The kitchen will have a wall oven, which is raised and easier to use than the low oven found in a range. The washer and dryer should be on plinths, so they are raised to a more comfortable height as well. (but I don't think P & D decided to purchase the plinths at this time) The door handles are lever style, which doesn't require the same hand movement and strength that a knob does.

Shower Controls shifted toward the room for easier reach

 A custom change is that the shower is curb-less, with a seat, and the controls are installed close to the room, so one doesn't have to stretch and reach far into the shower to turn on the water. We've all heard how most accidents happen in the home getting into and out of the tub or shower. Both bathing places will have grab bars that are anchored to solid blocking set into the wall framing.

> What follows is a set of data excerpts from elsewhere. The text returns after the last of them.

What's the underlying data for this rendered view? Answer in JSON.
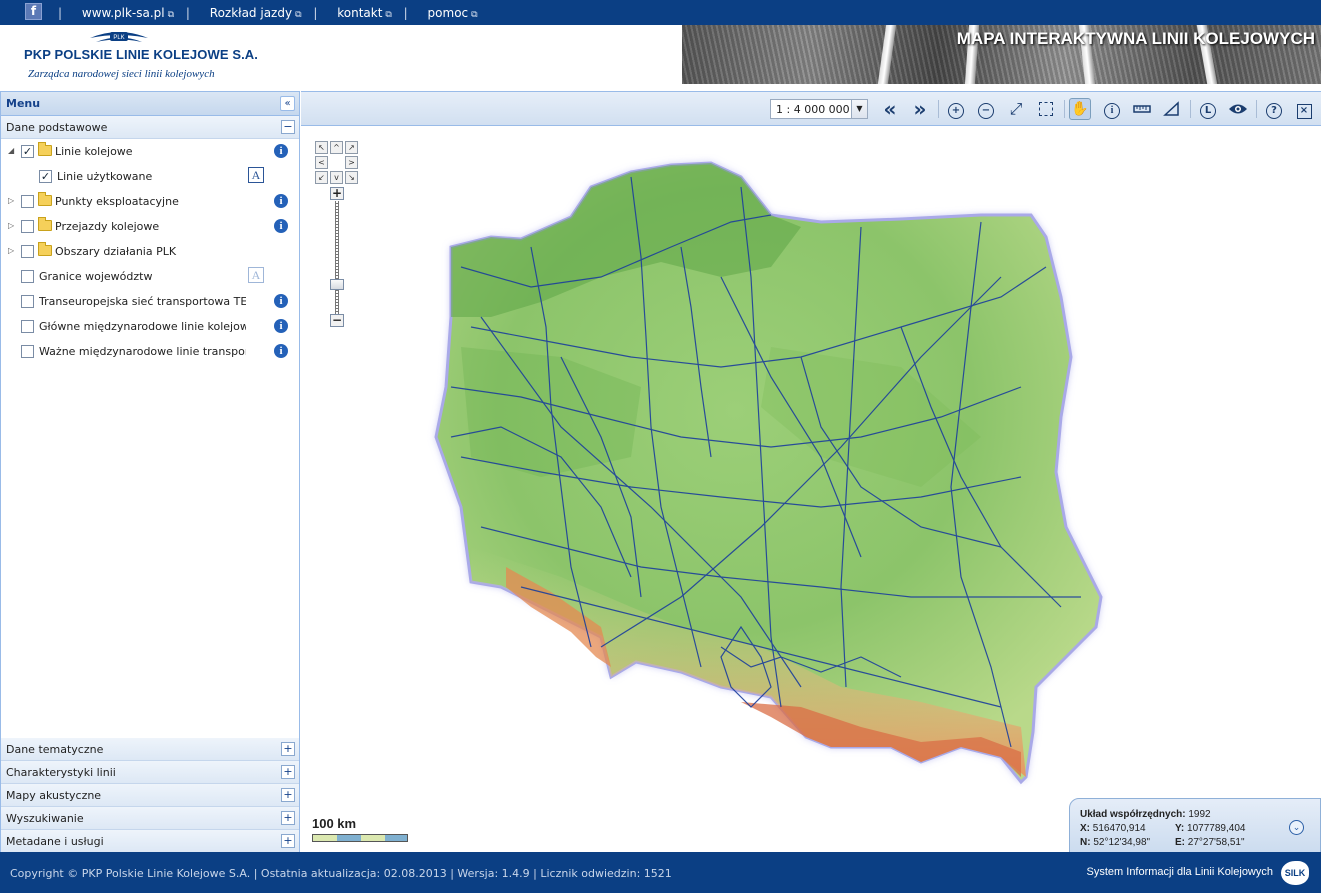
{
  "topbar": {
    "facebook_icon": "facebook-icon",
    "links": [
      {
        "label": "www.plk-sa.pl"
      },
      {
        "label": "Rozkład jazdy"
      },
      {
        "label": "kontakt"
      },
      {
        "label": "pomoc"
      }
    ],
    "separator": "|",
    "external_icon": "⧉"
  },
  "header": {
    "logo_badge": "PLK",
    "company": "PKP POLSKIE LINIE KOLEJOWE S.A.",
    "tagline": "Zarządca narodowej sieci linii kolejowych",
    "banner_title": "MAPA INTERAKTYWNA LINII KOLEJOWYCH"
  },
  "menu": {
    "title": "Menu",
    "collapse_icon": "«",
    "section_open": {
      "label": "Dane podstawowe",
      "toggle": "−"
    },
    "tree": [
      {
        "label": "Linie kolejowe",
        "checked": true,
        "expanded": true,
        "folder": true,
        "info": true
      },
      {
        "label": "Linie użytkowane",
        "checked": true,
        "child": true,
        "label_button": "A"
      },
      {
        "label": "Punkty eksploatacyjne",
        "checked": false,
        "folder": true,
        "info": true
      },
      {
        "label": "Przejazdy kolejowe",
        "checked": false,
        "folder": true,
        "info": true
      },
      {
        "label": "Obszary działania PLK",
        "checked": false,
        "folder": true
      },
      {
        "label": "Granice województw",
        "checked": false,
        "label_button": "A"
      },
      {
        "label": "Transeuropejska sieć transportowa TEN-T",
        "checked": false,
        "info": true
      },
      {
        "label": "Główne międzynarodowe linie kolejowe AGC",
        "checked": false,
        "info": true
      },
      {
        "label": "Ważne międzynarodowe linie transportu kombinowanego AGTC",
        "checked": false,
        "info": true
      }
    ],
    "info_glyph": "i",
    "sections_collapsed": [
      {
        "label": "Dane tematyczne",
        "toggle": "+"
      },
      {
        "label": "Charakterystyki linii",
        "toggle": "+"
      },
      {
        "label": "Mapy akustyczne",
        "toggle": "+"
      },
      {
        "label": "Wyszukiwanie",
        "toggle": "+"
      },
      {
        "label": "Metadane i usługi",
        "toggle": "+"
      }
    ]
  },
  "toolbar": {
    "scale_value": "1 : 4 000 000",
    "dropdown_glyph": "▼",
    "tools": [
      {
        "name": "back-icon",
        "glyph": "«"
      },
      {
        "name": "forward-icon",
        "glyph": "»"
      },
      {
        "name": "zoom-in-icon",
        "glyph": "+"
      },
      {
        "name": "zoom-out-icon",
        "glyph": "−"
      },
      {
        "name": "full-extent-icon",
        "glyph": "⤢"
      },
      {
        "name": "select-box-icon",
        "glyph": ""
      },
      {
        "name": "pan-hand-icon",
        "glyph": "✋"
      },
      {
        "name": "info-icon",
        "glyph": "i"
      },
      {
        "name": "measure-distance-icon",
        "glyph": "📏"
      },
      {
        "name": "measure-area-icon",
        "glyph": "◺"
      },
      {
        "name": "legend-icon",
        "glyph": "L"
      },
      {
        "name": "visibility-icon",
        "glyph": "◉"
      },
      {
        "name": "help-icon",
        "glyph": "?"
      },
      {
        "name": "close-icon",
        "glyph": "×"
      }
    ]
  },
  "mapnav": {
    "pan_glyphs": [
      "↖",
      "^",
      "↗",
      "<",
      ">",
      "↙",
      "v",
      "↘"
    ],
    "zoom_in": "+",
    "zoom_out": "−"
  },
  "scalebar": {
    "label": "100 km"
  },
  "coords": {
    "system_label": "Układ współrzędnych:",
    "system_value": "1992",
    "x_label": "X:",
    "x_value": "516470,914",
    "y_label": "Y:",
    "y_value": "1077789,404",
    "n_label": "N:",
    "n_value": "52°12'34,98\"",
    "e_label": "E:",
    "e_value": "27°27'58,51\"",
    "toggle_glyph": "⌄"
  },
  "footer": {
    "left": "Copyright © PKP Polskie Linie Kolejowe S.A. | Ostatnia aktualizacja: 02.08.2013 | Wersja: 1.4.9 | Licznik odwiedzin: 1521",
    "right": "System Informacji dla Linii Kolejowych",
    "logo": "SILK"
  },
  "colors": {
    "brand_blue": "#0b3f84",
    "panel_border": "#99bbe8",
    "land_green": "#8cc46a",
    "mountain_orange": "#e59a63",
    "rail_line": "#1c3f9c"
  }
}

The house is two stories (see previous post about why this house has stairs), plus an attic for storage, and they plan to climb stairs and use all the spaces. If needed, though, there is a first floor room that can become a bedroom and a first floor bathroom with a tub. If stairs become too difficult,  a ramp can be built outside to reach the door - but that isn't something we did now.

All of this accessibility makes this house able to support many generations, which is what sustainability is all about. This house can last and adapt. Remember, this isn't just about being 77 years young. These type of design decisions can be better for the earth, for children, for someone rehabilitating after surgery or an injury, for anyone in the universe!